The trial, IMpassion131, was a phase III, multicenter, randomized, double-blind, placebo-controlled trial of atezolizumab in combination with paclitaxel compared with placebo and paclitaxel for patients with metastatic triple-negative breast cancer.
Atezolizumab in combination with paclitaxel is not approved for use in breast cancer. However, atezolizumab in combination with nab-paclitaxel (also known as paclitaxel protein-bound)—a different combination therapy—is currently approved for the treatment of adult patients with metastatic triple-negative breast cancer whose tumors express PD-L1 (PD-L1–stained tumor-infiltrating immune cells of any intensity covering ≥ 1% of the tumor area) as determined by an FDA-approved test. Continued approval of atezolizumab in combination with nab-paclitaxel may be contingent on proven benefit of the treatment in additional trials.

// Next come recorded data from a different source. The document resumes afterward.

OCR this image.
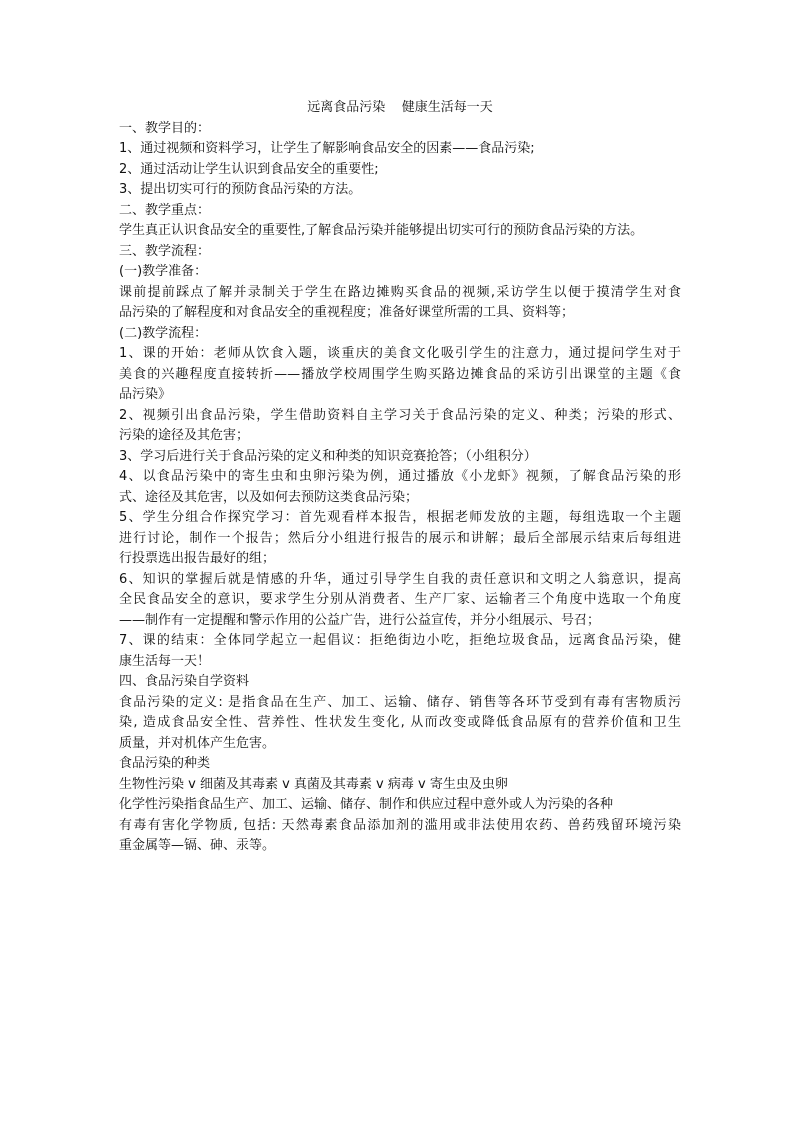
远离食品污染    健康生活每一天

一、教学目的：

1、通过视频和资料学习，让学生了解影响食品安全的因素——食品污染;

2、通过活动让学生认识到食品安全的重要性;

3、提出切实可行的预防食品污染的方法。

二、教学重点：

学生真正认识食品安全的重要性,了解食品污染并能够提出切实可行的预防食品污染的方法。

三、教学流程：

(一)教学准备：

课前提前踩点了解并录制关于学生在路边摊购买食品的视频,采访学生以便于摸清学生对食

品污染的了解程度和对食品安全的重视程度；准备好课堂所需的工具、资料等；

(二)教学流程：

1、课的开始：老师从饮食入题，谈重庆的美食文化吸引学生的注意力，通过提问学生对于

美食的兴趣程度直接转折——播放学校周围学生购买路边摊食品的采访引出课堂的主题《食

品污染》

2、视频引出食品污染，学生借助资料自主学习关于食品污染的定义、种类；污染的形式、

污染的途径及其危害；

3、学习后进行关于食品污染的定义和种类的知识竞赛抢答；（小组积分）

4、以食品污染中的寄生虫和虫卵污染为例，通过播放《小龙虾》视频，了解食品污染的形

式、途径及其危害，以及如何去预防这类食品污染；

5、学生分组合作探究学习：首先观看样本报告，根据老师发放的主题，每组选取一个主题

进行讨论，制作一个报告；然后分小组进行报告的展示和讲解；最后全部展示结束后每组进

行投票选出报告最好的组；

6、知识的掌握后就是情感的升华，通过引导学生自我的责任意识和文明之人翁意识，提高

全民食品安全的意识，要求学生分别从消费者、生产厂家、运输者三个角度中选取一个角度

——制作有一定提醒和警示作用的公益广告，进行公益宣传，并分小组展示、号召；

7、课的结束：全体同学起立一起倡议：拒绝街边小吃，拒绝垃圾食品，远离食品污染，健

康生活每一天！

四、食品污染自学资料

食品污染的定义: 是指食品在生产、加工、运输、储存、销售等各环节受到有毒有害物质污

染, 造成食品安全性、营养性、性状发生变化, 从而改变或降低食品原有的营养价值和卫生

质量，并对机体产生危害。

食品污染的种类

生物性污染 v 细菌及其毒素 v 真菌及其毒素 v 病毒 v 寄生虫及虫卵

化学性污染指食品生产、加工、运输、储存、制作和供应过程中意外或人为污染的各种

有毒有害化学物质, 包括: 天然毒素食品添加剂的滥用或非法使用农药、兽药残留环境污染

重金属等—镉、砷、汞等。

Health-care professionals should not replace nab-paclitaxel with paclitaxel in clinical practice.
IMpassion131
In IMpassion131, treatment with atezolizumab and paclitaxel did not significantly reduce the risk of disease progression and death compared with placebo and paclitaxel in the PD-L1–positive patient population. Additionally, interim overall survival results favored paclitaxel/placebo vs paclitaxel/atezolizumab in both the PD-L1–positive population and the total population.
The FDA will review the findings of IMpassion131 and will communicate new information regarding the study results and any potential changes to prescribing information. The FDA is also evaluating the use of atezolizumab and paclitaxel in ongoing clinical trials for breast cancer and will recommend additional changes as appropriate.
Patients taking atezolizumab and paclitaxel for other approved uses should continue to take their medication as directed by their health-care professional. Health-care professionals and patients should report any adverse events or side effects related to the use of these products and other similar products to FDA’s MedWatch Adverse Event Reporting program.